La Cour des comptes épingle le « tarif agent » d’EDF
La Cour des comptes, dans un apport rendu public le 17 juillet, estime que le tarif préférentiel accordé aux salariés et retraités des opérateurs historiques d'électricité et de gaz pèse lourdement sur les comptes d'EDF SA. Les Sages qualifient cet avantage d’«avantage en nature énergie» et le jugent «un coût démesuré» pour la maison mère.
« L’avantage en nature énergie représente un coût démesuré, soit plus de 700 millions d’euros en 2024 à l’échelle du groupe... Il ne peut perdurer en l’état. »
Le dispositif concerne non seulement les salariés en activité mais aussi les retraités des entreprises issues des opérateurs historiques (EDF, GDF/Engie, ainsi que des filiales et distributeurs). La remise sur les factures d’électricité et de gaz est modulée selon la composition du foyer et le mode de chauffage et est soumise aux prélèvements sociaux (CSG et CRDS).
Montants et passifs : l’addition est lourde
La Cour fournit des ordres de grandeur qui expliquent la sévérité de ses conclusions. Pour 2024, elle évalue le coût du dispositif à plus de 700 millions d’euros pour l’ensemble du groupe. Par ailleurs, la perception d’un maintien du droit après l'emploi a conduit à la constitution de passifs sociaux importants, chiffrés à 3,9 milliards d’euros à la fin 2024.
| Poste | Montant | Année |
|---|---|---|
| Coût annuel estimé du tarif agent (groupe) | > 700 M€ | 2024 |
| Passifs sociaux liés au maintien après emploi | 3,9 Md€ | fin 2024 |
Un conflit social en perspective
La publication du rapport intervient au moment où les quatre fédérations syndicales de la branche (CGT, CFE‑CGC, CFDT, FO) se réunissent pour discuter d’une mobilisation susceptible de défendre ce droit historique. Le gouvernement, de son côté, étudie des pistes pour réduire ou réformer le dispositif, après avoir reçu une mise en demeure de la Cour des comptes.

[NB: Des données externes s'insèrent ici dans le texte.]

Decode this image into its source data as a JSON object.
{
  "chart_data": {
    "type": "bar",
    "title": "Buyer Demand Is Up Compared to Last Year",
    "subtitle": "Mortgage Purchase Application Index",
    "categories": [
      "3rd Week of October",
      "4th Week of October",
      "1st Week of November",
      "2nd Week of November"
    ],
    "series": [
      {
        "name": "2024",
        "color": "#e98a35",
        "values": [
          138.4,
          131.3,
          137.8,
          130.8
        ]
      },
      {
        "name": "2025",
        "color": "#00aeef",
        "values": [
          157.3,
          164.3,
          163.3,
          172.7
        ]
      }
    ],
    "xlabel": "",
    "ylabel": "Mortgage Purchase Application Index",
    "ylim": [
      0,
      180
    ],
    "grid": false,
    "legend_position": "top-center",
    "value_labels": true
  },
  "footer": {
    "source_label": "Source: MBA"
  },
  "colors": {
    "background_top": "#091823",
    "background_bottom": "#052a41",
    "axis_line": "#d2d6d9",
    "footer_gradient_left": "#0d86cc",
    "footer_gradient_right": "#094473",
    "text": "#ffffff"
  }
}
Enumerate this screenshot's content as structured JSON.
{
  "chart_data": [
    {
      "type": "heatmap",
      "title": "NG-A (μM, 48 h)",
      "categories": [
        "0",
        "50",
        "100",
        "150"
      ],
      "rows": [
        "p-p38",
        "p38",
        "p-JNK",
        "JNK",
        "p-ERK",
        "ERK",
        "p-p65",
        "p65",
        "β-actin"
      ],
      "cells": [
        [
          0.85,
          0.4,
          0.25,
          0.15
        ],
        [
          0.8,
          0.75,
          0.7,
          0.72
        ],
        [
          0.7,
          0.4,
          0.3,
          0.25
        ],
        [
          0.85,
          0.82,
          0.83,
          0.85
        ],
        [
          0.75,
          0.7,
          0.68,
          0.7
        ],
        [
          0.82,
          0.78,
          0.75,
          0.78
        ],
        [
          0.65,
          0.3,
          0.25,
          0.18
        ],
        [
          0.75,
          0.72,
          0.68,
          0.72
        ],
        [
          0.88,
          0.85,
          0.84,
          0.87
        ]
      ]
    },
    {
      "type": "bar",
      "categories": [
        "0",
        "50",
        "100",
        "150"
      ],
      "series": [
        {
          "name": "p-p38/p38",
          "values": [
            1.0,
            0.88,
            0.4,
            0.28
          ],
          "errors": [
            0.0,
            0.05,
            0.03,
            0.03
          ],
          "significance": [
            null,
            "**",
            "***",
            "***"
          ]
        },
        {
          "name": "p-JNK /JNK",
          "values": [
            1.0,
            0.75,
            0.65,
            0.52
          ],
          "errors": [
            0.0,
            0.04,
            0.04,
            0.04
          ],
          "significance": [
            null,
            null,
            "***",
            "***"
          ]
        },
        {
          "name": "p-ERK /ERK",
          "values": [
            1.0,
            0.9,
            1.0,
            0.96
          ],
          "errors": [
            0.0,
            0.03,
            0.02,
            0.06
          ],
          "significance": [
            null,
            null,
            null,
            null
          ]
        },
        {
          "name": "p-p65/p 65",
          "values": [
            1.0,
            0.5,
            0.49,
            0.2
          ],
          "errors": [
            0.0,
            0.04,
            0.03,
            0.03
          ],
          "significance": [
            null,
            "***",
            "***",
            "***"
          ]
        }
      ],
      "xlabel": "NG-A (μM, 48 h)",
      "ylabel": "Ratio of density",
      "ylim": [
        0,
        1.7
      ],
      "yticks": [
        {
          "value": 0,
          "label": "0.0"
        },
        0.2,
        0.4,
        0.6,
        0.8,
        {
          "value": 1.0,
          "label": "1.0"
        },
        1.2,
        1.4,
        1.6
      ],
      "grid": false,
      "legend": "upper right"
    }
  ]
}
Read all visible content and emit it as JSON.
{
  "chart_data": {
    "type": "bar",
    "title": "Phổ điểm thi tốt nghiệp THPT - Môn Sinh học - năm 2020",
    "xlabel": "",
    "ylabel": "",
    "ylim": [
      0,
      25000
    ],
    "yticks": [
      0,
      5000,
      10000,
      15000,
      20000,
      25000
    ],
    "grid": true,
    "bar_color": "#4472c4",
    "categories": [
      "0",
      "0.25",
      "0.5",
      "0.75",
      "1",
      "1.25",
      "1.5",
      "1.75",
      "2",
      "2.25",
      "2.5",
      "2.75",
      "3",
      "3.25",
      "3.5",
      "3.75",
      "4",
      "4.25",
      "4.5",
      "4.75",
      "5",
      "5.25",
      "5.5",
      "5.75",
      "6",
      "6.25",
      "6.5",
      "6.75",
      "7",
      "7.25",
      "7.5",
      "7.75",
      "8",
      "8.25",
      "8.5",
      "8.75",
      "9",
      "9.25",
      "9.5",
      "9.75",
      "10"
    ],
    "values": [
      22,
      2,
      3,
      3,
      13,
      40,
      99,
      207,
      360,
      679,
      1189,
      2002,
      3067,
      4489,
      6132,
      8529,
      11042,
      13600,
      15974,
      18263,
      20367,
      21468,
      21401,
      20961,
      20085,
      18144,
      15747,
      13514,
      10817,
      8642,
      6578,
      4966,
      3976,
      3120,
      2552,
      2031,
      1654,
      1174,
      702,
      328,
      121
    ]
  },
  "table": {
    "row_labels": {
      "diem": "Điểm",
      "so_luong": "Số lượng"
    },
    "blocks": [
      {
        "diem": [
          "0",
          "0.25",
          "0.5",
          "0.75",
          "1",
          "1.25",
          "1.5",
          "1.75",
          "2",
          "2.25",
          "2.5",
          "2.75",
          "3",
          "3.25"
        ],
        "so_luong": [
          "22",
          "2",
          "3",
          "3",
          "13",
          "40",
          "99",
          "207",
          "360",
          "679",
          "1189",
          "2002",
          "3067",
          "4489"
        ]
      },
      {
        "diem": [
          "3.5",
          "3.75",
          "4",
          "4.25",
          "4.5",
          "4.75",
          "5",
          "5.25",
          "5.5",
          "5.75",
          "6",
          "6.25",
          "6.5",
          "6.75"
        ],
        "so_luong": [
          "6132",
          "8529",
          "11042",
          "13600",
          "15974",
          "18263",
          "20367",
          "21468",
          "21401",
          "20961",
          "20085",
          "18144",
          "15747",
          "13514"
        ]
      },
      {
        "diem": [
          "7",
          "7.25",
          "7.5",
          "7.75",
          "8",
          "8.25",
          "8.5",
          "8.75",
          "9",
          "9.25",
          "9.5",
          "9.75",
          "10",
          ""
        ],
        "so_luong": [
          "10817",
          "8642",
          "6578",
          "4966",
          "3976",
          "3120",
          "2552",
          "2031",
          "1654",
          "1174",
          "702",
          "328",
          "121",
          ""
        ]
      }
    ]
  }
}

- Impact financier : la Cour estime que le maintien du tarif tel qu’il existe aujourd’hui n’est pas soutenable pour EDF SA, au regard des montants en jeu.
- Dimension sociale : plusieurs dizaines de milliers de salariés et retraités bénéficient du tarif, qui fait partie d’un ensemble de droits issus des statuts historiques.
- Conséquences politiques : toute remise en cause risque d’entraîner une forte mobilisation syndicale et d’ouvrir un débat plus large sur la solidarité interne aux opérateurs énergétiques.
Ce que cela signifie pour le consommateur et l’entreprise
Pour EDF, la remise en cause du tarif agent vise à alléger des charges récurrentes et des passifs comptables qui peuvent peser sur la capacité d’investissement et la compétitivité. Pour les bénéficiaires, une réforme entraînerait une hausse effective de leur facture d’énergie ou la transformation de cet avantage en une autre forme de compensation. Au-delà des montants, c’est la refonte possible d’un modèle social hérité du XXe siècle qui est engagée.
Le dossier reste sensible politiquement et socialement : l’exécutif devra concilier exigence de maîtrise des coûts publics et acceptabilité sociale, tandis qu’EDF devra expliquer comment elle entend financer ses objectifs industriels (nucléaire, renouvelables) sans se priver de marges de manœuvre budgétaires.